While the audio is slightly improved on the studio tracks, it’s the live disc (frustratingly short at 45 minutes — there were many more songs on 2008’s double disc document  of the same show which also included tracks from others during that stand), recorded a few months after the album’s release, that’s most riveting. Here are the Doors, unembellished by other musicians or the confines of the studio, tearing through eight of the eleven selections from their only set at the time with a rawness and intensity few other live tapes have captured.

The true test of longevity is just how fresh, exciting, eclectic and edgy this still sounds. From covers of Willie Dixon (has “Back Door Man” ever sounded more salacious?) and Brecht/Weill’s “Alabama Song (Whiskey Bar)” (what other rock band was daring enough to try?) to a timeless #1 hit (although an edited one with “Light My Fire”) and a nearly 12-minute creepy Oedipal freak-out on “The End” that still sends shivers, it’s the ultimate statement of where the group was coming from.
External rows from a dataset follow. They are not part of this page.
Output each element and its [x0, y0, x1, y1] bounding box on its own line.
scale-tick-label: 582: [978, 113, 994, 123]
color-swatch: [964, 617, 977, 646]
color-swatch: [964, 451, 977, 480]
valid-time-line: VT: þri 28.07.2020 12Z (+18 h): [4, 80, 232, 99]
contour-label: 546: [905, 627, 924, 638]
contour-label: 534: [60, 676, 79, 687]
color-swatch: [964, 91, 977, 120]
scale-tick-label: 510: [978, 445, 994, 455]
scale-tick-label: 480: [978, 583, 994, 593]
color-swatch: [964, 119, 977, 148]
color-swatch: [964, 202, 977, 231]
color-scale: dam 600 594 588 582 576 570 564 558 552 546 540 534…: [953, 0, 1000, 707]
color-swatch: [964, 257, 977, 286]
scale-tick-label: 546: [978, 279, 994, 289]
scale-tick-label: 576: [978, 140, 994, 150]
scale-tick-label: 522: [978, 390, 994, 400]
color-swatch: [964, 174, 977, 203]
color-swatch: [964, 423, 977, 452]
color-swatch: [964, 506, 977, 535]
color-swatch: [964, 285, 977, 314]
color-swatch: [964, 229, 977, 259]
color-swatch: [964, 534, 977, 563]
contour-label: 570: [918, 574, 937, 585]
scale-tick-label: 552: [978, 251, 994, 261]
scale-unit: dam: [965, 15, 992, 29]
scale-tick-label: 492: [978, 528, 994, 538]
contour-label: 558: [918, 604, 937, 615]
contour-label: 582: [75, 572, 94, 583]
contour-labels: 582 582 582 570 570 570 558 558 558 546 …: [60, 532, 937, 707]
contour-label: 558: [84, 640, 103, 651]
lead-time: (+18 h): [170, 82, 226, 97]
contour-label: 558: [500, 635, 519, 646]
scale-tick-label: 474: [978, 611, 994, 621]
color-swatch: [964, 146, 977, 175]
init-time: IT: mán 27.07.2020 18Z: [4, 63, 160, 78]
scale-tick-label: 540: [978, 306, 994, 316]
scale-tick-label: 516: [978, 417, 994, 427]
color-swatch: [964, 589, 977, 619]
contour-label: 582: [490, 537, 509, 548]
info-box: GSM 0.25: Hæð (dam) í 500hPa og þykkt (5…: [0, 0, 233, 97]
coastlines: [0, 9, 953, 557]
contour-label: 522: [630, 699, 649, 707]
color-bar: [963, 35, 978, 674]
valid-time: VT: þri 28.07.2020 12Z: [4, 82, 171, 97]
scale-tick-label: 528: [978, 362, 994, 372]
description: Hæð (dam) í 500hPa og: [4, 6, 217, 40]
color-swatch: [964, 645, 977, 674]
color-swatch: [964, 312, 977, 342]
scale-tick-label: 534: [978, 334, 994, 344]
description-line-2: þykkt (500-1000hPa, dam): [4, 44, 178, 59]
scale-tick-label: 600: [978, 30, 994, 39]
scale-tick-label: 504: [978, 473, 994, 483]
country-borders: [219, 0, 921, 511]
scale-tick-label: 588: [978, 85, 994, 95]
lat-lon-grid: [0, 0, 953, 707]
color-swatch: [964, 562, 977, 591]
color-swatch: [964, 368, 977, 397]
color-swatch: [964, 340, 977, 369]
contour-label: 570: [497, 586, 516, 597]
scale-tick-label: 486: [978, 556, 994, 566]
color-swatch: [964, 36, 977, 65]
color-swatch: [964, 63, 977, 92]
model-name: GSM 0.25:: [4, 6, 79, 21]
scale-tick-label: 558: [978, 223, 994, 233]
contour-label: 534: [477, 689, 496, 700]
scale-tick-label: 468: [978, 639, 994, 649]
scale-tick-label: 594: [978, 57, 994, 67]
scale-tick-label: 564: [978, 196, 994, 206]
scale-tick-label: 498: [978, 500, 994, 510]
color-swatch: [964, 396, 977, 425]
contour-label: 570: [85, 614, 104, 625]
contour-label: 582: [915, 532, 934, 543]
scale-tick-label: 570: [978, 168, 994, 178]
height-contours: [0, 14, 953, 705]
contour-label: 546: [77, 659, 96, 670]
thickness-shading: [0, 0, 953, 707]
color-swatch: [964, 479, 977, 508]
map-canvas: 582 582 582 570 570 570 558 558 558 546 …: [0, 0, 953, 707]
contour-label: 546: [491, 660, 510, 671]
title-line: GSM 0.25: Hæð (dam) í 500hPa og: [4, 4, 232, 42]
Singer/poet Jim Morrison had yet to sink into his lizard king/flasher self-parody, the band was tight and hungry with a jazz influenced drummer, and who else was touring as a quartet without a bass player (nimble keyboardist Ray Manzarek handled that duty) in those days … or even today?

They could be dreamy/spooky as “End of the Night” and “The Crystal Ship” ballads prove or pop-oriented for the rocking “Take It as It Comes” and slyly humorous in the somewhat slight “20th Century Fox.” Even the spare production doesn’t sound dated, an anomaly for many relics of that fertile period. All of which makes the eponymously titled The Doors an essential addition to any music lover’s collection and an acknowledged rock and roll milestone that feels as vital, tense (and at times intense) now as it did five decades ago.